Yangzijiang saw one termination of a shipbuilding order for a 157,000 deadweight tonnage (DWT) oil tanker in the first quarter, but Mr Ren said this vessel was resold to a new buyer in April. There were also no layoffs among the group's over 6,000 full-time employees.
"Shipyards have come back online with economic activities having resumed since April. While shipowners remain cautious with the ongoing Covid-19 situation, some recent market developments suggest some fundamental improvement," Mr Ren said, citing a rebound in the Baltic Dry Index (BDI), supported by commodity transportation demand, as well as increased charter rates for certain containership types on some routes.
The BDI, which tracks shipping rates and is used as one gauge of global growth, last month hit a fresh high for 2020 - reversing a decline earlier in the year.
Some of Yangzijiang's recent wins have been for dual-fuel or LNG-related vessels, reflecting the growing popularity of liquefied natural gas as a source of fuel.
In March, Yangzijiang had announced orders for two 14,000 TEU (twenty-foot equivalent unit) dual-fuel container ships.
The order, from Tiger Group, also comes with options to build another eight similar units.
This large boxship order for 10 vessels is worth US$1.15 billion in total, and will keep Yangzijiang's yard busy for at least the next two years. It also represents one of the largest orders in the company's history.
Tiger Group, a maritime investment firm, is a longstanding customer of Yangzijiang. Tiger Group's chairman Graham Porter co-founded Seaspan Corporation, which owns and operates container ships.
Last month, Yangzijiang secured another two orders for LNG tank carriers from Tiger Group.
But Yangzijiang is also expanding its client base. It has announced orders for two 56,000 DWT bulk carriers from a Chinese shipowner and first-time customer. The orders are worth US$102 million.
To ensure its production capacity keeps pace with its growing order book, Yangzijiang has been streamlining its production process.
"With the same production capacity, Yangzijiang has delivered 33, 46, and 59 vessels for 2017, 2018 and 2019, respectively, a steady uptrend," said Mr Ren,who has been CEO of Yangzijiang since March 2015.
In April, he also took on the role of executive chairman following the retirement of his father and Yangzijiang's founder Ren Yuanlin.
Mr Ren Yuanlin, 66, had taken a leave of absence in August last year, to assist in a confidential investigation carried out by Chinese governmental authorities. During that time, the 38-year-old had assumed his father's role as director - the first time he was in charge of the group's overall business without his father's guidance.
"I have been heading the operations of the group since 2015 - it has been five years now. This arrangement has ensured a smooth transition between two generations at Yangzijiang, and business has been going per normal," he said, adding that the shipbuilder will continue to grow its capabilities in design and in clean-energy vessels.
When asked about what his father has been doing since, Mr Ren said: "He has been well and working on some of his personal investments".

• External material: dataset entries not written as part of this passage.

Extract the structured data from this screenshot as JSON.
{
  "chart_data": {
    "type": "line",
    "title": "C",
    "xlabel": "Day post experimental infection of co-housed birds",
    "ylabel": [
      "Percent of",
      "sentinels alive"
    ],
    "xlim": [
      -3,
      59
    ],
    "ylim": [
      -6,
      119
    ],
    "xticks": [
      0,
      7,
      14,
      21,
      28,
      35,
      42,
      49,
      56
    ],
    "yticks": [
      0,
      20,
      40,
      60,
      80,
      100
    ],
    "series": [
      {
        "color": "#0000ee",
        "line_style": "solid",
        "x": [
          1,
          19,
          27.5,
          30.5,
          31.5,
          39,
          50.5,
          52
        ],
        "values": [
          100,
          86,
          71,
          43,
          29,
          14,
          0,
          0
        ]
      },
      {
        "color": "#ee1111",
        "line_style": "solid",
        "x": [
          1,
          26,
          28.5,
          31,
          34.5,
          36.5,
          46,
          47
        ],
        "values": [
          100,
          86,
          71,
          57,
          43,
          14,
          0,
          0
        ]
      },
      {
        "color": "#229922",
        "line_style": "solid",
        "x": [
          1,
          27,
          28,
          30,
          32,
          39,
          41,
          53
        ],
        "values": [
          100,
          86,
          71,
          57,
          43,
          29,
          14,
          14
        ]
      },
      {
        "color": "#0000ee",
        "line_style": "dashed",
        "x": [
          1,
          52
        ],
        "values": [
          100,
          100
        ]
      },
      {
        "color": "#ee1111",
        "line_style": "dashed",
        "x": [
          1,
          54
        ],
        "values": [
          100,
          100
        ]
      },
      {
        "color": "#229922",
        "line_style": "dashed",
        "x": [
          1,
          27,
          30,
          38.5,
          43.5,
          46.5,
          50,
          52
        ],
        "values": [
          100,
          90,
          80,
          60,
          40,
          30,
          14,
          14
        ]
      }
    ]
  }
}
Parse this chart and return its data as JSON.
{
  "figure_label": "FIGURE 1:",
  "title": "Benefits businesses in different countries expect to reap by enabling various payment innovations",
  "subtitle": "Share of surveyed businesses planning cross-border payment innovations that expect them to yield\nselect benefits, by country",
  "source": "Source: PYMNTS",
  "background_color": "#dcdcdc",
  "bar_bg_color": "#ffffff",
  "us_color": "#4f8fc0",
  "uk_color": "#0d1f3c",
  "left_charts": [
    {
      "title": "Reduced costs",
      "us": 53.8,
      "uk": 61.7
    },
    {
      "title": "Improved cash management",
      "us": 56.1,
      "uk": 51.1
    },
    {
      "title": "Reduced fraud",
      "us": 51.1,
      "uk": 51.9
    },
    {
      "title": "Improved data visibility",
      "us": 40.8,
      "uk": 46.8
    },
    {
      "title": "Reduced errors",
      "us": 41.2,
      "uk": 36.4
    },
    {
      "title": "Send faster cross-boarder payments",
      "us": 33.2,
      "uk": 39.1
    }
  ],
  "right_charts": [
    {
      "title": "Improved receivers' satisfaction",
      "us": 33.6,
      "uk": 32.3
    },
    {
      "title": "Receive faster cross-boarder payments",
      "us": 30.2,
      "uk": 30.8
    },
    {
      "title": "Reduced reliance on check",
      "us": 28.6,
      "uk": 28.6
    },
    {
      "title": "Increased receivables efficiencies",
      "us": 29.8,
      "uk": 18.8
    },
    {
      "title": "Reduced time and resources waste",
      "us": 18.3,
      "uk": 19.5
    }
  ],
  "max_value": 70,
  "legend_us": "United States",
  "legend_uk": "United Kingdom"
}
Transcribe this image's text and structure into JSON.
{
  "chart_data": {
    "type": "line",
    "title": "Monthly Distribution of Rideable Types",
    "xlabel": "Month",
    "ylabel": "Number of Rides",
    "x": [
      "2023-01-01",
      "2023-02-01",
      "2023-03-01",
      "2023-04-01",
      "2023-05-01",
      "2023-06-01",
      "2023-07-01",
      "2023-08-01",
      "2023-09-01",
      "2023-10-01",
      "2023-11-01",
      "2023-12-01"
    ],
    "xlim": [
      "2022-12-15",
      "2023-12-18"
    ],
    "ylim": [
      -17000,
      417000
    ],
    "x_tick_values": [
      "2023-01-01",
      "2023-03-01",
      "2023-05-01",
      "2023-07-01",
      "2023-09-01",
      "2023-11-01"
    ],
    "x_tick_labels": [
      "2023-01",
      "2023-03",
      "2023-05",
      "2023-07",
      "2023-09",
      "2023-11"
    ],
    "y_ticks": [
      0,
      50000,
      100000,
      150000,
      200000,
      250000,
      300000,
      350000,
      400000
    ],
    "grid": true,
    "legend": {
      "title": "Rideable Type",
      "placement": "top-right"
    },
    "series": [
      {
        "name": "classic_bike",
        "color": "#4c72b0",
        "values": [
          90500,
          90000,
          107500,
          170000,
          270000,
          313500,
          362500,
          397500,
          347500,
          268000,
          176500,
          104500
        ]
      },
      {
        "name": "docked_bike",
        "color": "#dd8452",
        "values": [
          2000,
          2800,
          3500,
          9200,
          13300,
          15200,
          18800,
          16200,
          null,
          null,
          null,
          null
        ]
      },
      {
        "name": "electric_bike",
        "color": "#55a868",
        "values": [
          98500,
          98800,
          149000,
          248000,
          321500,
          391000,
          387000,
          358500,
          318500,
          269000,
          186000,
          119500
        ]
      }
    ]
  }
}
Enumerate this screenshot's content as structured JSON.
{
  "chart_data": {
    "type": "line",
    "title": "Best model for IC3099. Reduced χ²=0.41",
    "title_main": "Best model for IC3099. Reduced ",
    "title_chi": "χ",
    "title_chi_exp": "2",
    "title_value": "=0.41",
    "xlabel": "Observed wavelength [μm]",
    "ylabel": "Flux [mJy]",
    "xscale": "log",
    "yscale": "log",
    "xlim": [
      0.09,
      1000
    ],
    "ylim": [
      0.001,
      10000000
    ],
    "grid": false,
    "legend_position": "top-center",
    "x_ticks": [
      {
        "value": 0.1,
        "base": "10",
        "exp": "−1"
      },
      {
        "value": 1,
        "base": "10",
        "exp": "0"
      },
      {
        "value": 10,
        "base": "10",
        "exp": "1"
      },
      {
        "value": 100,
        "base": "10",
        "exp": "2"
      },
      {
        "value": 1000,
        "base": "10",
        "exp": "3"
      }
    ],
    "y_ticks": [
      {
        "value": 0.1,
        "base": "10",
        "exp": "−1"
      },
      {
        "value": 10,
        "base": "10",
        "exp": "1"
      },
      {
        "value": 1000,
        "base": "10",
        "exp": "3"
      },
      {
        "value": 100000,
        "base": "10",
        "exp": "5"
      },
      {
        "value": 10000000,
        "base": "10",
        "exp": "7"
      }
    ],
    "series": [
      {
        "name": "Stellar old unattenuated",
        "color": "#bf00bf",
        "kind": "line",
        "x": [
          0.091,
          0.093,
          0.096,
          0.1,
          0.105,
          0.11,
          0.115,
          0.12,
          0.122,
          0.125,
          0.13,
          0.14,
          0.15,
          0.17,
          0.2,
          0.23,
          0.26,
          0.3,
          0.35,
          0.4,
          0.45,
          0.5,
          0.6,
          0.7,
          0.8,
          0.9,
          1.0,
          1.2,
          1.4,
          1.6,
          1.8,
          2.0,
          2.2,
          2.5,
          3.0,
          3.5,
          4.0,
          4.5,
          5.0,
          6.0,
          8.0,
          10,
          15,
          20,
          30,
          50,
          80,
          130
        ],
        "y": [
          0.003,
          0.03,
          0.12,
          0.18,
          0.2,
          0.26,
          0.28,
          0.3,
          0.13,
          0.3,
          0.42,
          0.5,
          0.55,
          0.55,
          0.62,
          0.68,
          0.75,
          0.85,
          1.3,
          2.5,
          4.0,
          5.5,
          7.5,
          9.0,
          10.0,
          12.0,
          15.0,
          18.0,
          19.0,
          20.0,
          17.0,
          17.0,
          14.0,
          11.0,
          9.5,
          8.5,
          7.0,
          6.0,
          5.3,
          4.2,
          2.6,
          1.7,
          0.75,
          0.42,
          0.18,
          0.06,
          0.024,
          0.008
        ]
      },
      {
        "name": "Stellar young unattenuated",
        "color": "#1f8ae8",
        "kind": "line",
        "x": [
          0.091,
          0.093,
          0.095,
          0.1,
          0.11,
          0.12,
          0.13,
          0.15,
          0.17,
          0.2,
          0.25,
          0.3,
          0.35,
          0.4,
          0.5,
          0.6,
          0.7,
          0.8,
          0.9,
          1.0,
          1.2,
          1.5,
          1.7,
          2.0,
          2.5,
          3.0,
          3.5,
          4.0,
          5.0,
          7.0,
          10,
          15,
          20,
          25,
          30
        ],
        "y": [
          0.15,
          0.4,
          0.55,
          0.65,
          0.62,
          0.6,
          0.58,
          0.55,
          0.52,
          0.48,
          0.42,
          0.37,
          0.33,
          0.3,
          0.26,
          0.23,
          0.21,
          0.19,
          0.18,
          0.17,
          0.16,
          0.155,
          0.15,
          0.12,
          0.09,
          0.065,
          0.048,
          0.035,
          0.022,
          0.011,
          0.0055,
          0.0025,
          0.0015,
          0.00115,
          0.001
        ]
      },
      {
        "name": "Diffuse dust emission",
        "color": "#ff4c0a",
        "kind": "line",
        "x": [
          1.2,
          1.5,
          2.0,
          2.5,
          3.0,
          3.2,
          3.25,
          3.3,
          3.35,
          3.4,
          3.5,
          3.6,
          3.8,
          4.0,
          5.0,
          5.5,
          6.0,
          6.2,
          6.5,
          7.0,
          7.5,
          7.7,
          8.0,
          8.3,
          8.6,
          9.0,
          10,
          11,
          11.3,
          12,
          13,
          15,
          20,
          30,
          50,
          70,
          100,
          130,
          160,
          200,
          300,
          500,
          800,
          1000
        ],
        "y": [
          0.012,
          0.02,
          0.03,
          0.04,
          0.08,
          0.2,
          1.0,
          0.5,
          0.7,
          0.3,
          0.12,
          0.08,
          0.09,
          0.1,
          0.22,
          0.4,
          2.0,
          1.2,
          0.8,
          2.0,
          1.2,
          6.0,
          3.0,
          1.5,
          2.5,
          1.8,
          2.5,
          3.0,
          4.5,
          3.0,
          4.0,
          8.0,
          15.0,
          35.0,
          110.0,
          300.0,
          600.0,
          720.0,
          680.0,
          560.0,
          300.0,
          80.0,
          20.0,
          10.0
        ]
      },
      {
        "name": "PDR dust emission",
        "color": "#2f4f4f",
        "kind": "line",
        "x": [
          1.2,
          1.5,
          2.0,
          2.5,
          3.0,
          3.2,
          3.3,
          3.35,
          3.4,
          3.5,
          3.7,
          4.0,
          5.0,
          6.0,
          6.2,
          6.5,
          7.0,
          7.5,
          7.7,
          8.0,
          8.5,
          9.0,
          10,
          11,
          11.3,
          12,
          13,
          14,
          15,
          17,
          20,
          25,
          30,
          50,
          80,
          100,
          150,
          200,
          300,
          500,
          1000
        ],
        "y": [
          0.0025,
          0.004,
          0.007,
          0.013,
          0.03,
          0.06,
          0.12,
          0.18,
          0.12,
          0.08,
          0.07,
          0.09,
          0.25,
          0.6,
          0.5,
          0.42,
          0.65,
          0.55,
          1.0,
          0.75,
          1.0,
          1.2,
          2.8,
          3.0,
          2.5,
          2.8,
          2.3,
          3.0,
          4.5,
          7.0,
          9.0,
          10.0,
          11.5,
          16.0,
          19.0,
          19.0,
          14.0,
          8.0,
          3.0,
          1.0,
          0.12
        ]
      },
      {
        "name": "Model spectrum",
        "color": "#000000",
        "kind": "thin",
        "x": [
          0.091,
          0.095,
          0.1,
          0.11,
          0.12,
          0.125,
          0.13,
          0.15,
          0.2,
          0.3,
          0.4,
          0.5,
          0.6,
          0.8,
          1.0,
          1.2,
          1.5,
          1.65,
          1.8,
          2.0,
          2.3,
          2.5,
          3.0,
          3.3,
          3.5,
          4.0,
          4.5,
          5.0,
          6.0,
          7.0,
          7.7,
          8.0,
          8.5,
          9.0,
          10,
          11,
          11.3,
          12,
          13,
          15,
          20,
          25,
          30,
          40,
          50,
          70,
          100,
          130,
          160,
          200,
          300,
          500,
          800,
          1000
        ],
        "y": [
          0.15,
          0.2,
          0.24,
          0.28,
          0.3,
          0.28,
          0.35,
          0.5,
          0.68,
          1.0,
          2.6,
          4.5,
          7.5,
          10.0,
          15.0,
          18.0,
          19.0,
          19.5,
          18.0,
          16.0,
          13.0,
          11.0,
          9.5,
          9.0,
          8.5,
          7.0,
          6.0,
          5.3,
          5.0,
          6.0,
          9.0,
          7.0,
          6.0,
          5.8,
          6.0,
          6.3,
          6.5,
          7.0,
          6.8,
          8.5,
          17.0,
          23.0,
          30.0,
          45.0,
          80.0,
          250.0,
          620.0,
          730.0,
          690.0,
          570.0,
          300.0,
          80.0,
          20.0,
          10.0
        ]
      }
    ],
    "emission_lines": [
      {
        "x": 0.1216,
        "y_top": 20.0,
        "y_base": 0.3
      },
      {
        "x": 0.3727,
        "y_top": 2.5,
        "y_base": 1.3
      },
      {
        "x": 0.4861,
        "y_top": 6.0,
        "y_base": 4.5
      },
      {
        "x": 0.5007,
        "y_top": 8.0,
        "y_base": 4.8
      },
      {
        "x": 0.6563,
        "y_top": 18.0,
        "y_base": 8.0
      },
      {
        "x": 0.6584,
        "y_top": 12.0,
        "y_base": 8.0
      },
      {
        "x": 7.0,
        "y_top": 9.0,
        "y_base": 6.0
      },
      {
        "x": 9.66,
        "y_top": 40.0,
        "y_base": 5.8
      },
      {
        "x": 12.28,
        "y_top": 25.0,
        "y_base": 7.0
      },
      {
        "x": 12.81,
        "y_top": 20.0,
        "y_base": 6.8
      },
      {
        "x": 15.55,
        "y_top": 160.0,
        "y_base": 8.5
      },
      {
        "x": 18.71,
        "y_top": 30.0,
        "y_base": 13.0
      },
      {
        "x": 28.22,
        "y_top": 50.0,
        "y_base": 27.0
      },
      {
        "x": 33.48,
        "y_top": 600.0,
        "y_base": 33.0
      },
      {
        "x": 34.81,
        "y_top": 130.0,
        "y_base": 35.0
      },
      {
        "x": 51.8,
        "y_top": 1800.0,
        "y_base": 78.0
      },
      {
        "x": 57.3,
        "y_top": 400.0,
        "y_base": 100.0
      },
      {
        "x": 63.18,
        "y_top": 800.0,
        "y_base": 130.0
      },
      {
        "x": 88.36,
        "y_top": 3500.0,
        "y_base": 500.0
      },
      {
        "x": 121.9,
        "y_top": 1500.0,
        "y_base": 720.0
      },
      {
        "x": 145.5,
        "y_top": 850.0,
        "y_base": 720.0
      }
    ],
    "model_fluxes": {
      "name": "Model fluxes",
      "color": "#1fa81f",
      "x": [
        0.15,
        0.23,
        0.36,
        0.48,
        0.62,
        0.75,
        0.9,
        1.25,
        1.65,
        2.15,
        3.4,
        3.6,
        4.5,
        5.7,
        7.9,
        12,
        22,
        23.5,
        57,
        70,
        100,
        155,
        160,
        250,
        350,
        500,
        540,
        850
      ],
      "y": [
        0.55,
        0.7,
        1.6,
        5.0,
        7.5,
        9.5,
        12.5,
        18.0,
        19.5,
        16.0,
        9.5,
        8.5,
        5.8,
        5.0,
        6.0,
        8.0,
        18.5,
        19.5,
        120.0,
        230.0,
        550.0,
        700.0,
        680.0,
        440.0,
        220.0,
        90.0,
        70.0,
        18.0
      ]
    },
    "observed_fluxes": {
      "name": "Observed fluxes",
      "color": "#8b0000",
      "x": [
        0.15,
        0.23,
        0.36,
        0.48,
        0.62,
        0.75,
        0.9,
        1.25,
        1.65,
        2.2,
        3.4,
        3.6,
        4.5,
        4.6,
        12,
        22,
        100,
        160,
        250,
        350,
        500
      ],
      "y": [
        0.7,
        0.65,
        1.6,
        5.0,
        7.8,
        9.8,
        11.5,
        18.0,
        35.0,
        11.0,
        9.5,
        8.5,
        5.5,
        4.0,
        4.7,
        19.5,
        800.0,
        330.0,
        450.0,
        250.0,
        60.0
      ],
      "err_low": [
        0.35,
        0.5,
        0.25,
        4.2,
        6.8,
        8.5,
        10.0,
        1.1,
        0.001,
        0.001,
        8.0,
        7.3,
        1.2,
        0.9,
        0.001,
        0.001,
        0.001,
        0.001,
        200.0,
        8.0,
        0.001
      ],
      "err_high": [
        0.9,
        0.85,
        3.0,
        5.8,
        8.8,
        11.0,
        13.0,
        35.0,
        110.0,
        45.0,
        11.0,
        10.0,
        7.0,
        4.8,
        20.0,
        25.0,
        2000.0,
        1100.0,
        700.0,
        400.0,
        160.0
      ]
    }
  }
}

Mr Ren does not rule out more consolidation in the sector given the pandemic-led global economic downturn.
"Consolidation (not considering government-led mergers) tends to accelerate in market downturns. Companies without strong financial positions or a diversified product portfolio are indeed vulnerable. Many would have to shut down the business as we have seen in 2014-2015. This time, again, could pose some challenges to smaller companies financially or operationally weak," he said.
He is choosing to set his sights on the future opportunities available to the company.
"Despite the near-term shock to the market, I'm more inclined to focus on what will happen when things stabilise, when the vaccine becomes available. Life goes on and trade goes on, and shipborne trade is still irreplaceable."